Tangerino, da FGV-SP, afirmou que o Brasil adotou uma espécie de caminho do meio entre esses dois polos. Ou seja, no entendimento dele, no país "pode-se admitir no campo das ideias a existência de uma organização nazista no Brasil, isto não é crime, mas não se pode agir inspirado por essa ideia nazista, e isto é crime".
"No final do dia, é sempre uma ponderação entre o que você considera mais nocivo. É mais nocivo tolher a possibilidade de determinadas ideias circulem ou as ideias que se quer proibir são mais nocivas? Há três paradigmas. Nos EUA, entendeu-se que era mais nocivo o controle de ideias, mas bem mais ou menos, é só lembrar do que foi o macarthismo e a perseguição aos comunistas. Esse mercado de ideias é livre, pero no mucho."
Inspirado em pensadores como o filósofo britânico John Stuart Mill, o mercado de ideias é o nome dado a um conceito jurídico americano de uma livre circulação de ideias em que quase nada é proibido (salvo raras exceções, como obscenidades e algo que gere perigo iminente ou atente contra a segurança nacional) e que as "melhores ideias" se sobressaem com a demanda no debate e as ruins desaparecem.

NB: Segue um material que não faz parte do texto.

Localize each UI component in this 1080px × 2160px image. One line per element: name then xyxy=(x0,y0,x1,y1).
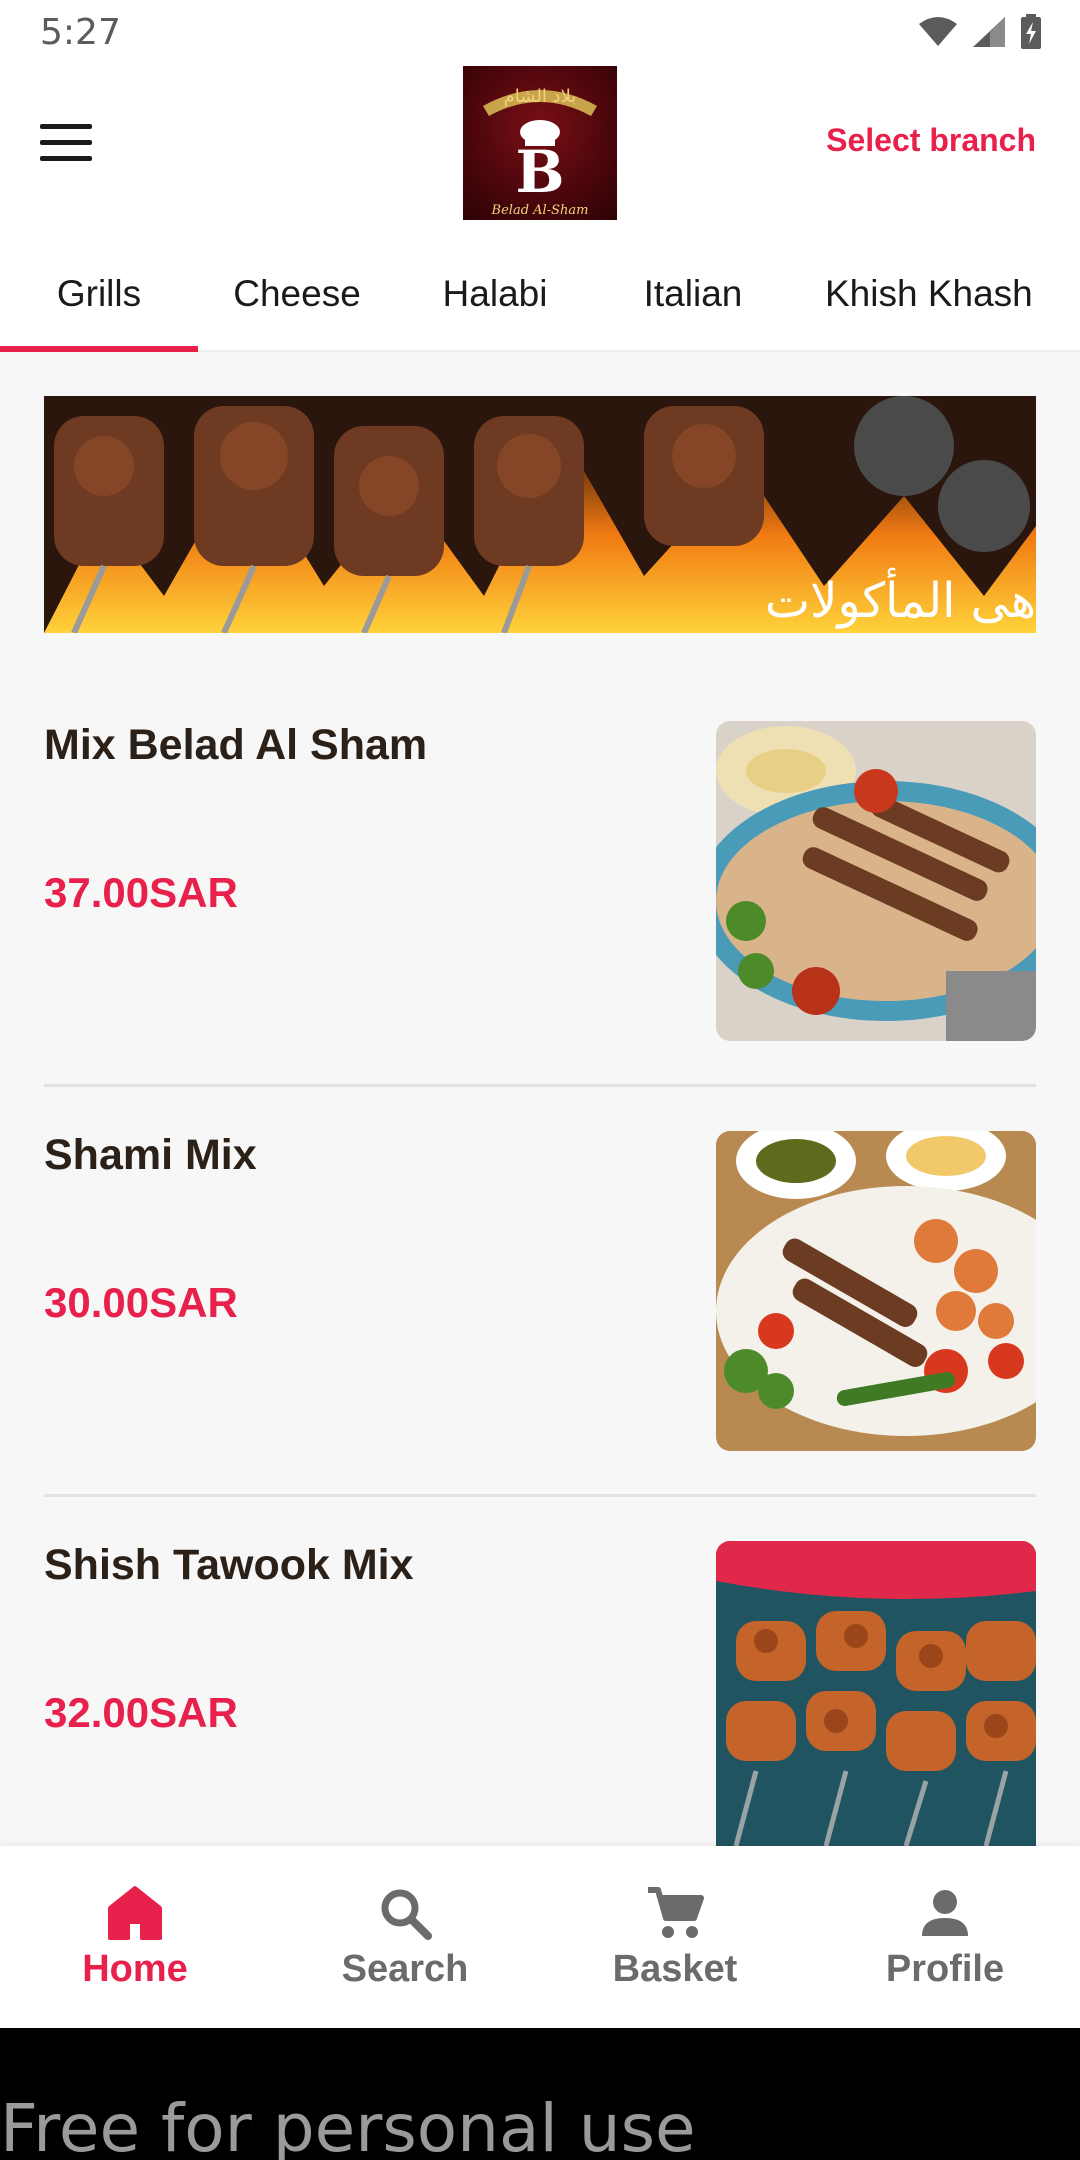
restaurant-logo: بلاد الشام B Belad Al-Sham xyxy=(463,66,617,220)
tab-label: Khish Khash xyxy=(825,273,1033,314)
wifi-icon xyxy=(919,17,957,46)
category-tabs: Grills Cheese Halabi Italian Khish Khash xyxy=(0,236,1080,352)
tab-italian[interactable]: Italian xyxy=(594,236,792,352)
person-icon xyxy=(922,1890,968,1936)
cart-icon xyxy=(648,1887,704,1938)
active-tab-indicator xyxy=(0,346,198,352)
menu-item-price: 30.00SAR xyxy=(44,1279,238,1326)
menu-item-price: 37.00SAR xyxy=(44,869,238,916)
menu-item-name: Mix Belad Al Sham xyxy=(44,721,428,769)
nav-profile[interactable]: Profile xyxy=(810,1846,1080,2028)
tab-label: Italian xyxy=(643,273,743,314)
home-icon xyxy=(108,1886,162,1940)
shami-mix-platter-photo xyxy=(716,1131,1036,1451)
shish-tawook-photo xyxy=(716,1541,1036,1846)
app-header: بلاد الشام B Belad Al-Sham Select branch xyxy=(0,66,1080,236)
item-divider xyxy=(44,1084,1036,1087)
battery-charging-icon xyxy=(1021,14,1041,49)
tab-halabi[interactable]: Halabi xyxy=(396,236,594,352)
tab-label: Grills xyxy=(56,273,142,314)
tab-grills[interactable]: Grills xyxy=(0,236,198,352)
logo-arabic-text: بلاد الشام xyxy=(504,86,577,107)
status-bar: 5:27 xyxy=(0,0,1080,66)
nav-label: Basket xyxy=(612,1948,738,1990)
tab-cheese[interactable]: Cheese xyxy=(198,236,396,352)
banner-arabic-text: هى المأكولات xyxy=(764,573,1036,629)
watermark-bar: Free for personal use xyxy=(0,2028,1080,2160)
category-banner-image: هى المأكولات xyxy=(44,396,1036,633)
menu-item-name: Shish Tawook Mix xyxy=(44,1541,414,1589)
tab-label: Halabi xyxy=(442,273,548,314)
status-time: 5:27 xyxy=(40,12,121,53)
menu-item-image xyxy=(716,1131,1036,1451)
nav-search[interactable]: Search xyxy=(270,1846,540,2028)
menu-item-image xyxy=(716,721,1036,1041)
hamburger-menu-button[interactable] xyxy=(40,124,92,164)
logo-graphic: بلاد الشام B Belad Al-Sham xyxy=(483,86,597,218)
watermark-text: Free for personal use xyxy=(0,2090,696,2160)
nav-basket[interactable]: Basket xyxy=(540,1846,810,2028)
nav-label: Profile xyxy=(885,1948,1005,1990)
logo-monogram: B xyxy=(515,138,564,206)
item-divider xyxy=(44,1494,1036,1497)
menu-item-name: Shami Mix xyxy=(44,1131,257,1179)
status-icons xyxy=(918,14,1042,50)
menu-item-image xyxy=(716,1541,1036,1846)
select-branch-button[interactable]: Select branch xyxy=(826,122,1036,159)
menu-item[interactable]: Shami Mix 30.00SAR xyxy=(44,1131,1036,1451)
menu-item[interactable]: Mix Belad Al Sham 37.00SAR xyxy=(44,721,1036,1041)
bottom-navigation: Home Search Basket Profile xyxy=(0,1846,1080,2028)
tab-khish-khash[interactable]: Khish Khash xyxy=(792,236,1080,352)
nav-label: Home xyxy=(82,1948,188,1990)
tab-label: Cheese xyxy=(233,273,361,314)
search-icon xyxy=(381,1889,432,1940)
nav-label: Search xyxy=(341,1948,469,1990)
cellular-signal-icon xyxy=(973,17,1005,47)
mixed-grill-platter-photo xyxy=(716,721,1036,1041)
menu-item[interactable]: Shish Tawook Mix 32.00SAR xyxy=(44,1541,1036,1861)
logo-script-text: Belad Al-Sham xyxy=(491,203,589,218)
menu-item-price: 32.00SAR xyxy=(44,1689,238,1736)
nav-home[interactable]: Home xyxy=(0,1846,270,2028)
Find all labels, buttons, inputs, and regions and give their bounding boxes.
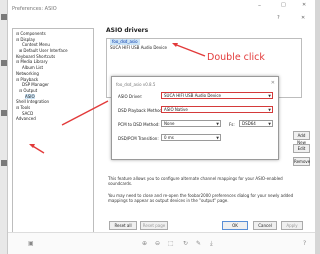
arrow-to-driver [173,43,206,57]
arrow-to-tree [61,100,109,126]
annotation-arrows [29,43,206,154]
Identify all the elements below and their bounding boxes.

Gordon Baker considera esse conceito bastante perigoso. "Cass Sunstein, constitucionalista e professor de Harvard, defende que mesmo o mercado de sapato, de xampu ou de sabão tem regulamento. Além disso, certas mentiras e questões conspiratórias acabam não morrendo, elas continuam. Na questão da verdade, eu acredito que deve haver um debate sim, distribuir o livro Minha Luta, do Hitler, com prefácio explicativo. Mas é preciso ter muito cuidado e responsabilidade ao se usar a liberdade de expressão para tratar da maior crueldade e destruição da dignidade humana".
"Já tentamos um mercado livre de ideias antijudeu e sabe o que aconteceu? O Holocausto. Não há sociedade que permita liberdade irrestrita sem responsabilidade pelo dano a outrem", escreveu Amparo.
Para a jurista feminista americana Catharine MacKinnon, no último século, a discussão sobre liberdade de expressão também acabou sendo usada como arma em debates políticos.
Segundo a especialista, ela deixou de ser "uma proteção para dissidentes, radicais, artistas, ativistas, socialistas, pacifistas e desvalidos para se tornar uma arma para autoritários, racistas, misóginos, nazistas, supremacistas, pornógrafos e corporações que compram eleições na surdina".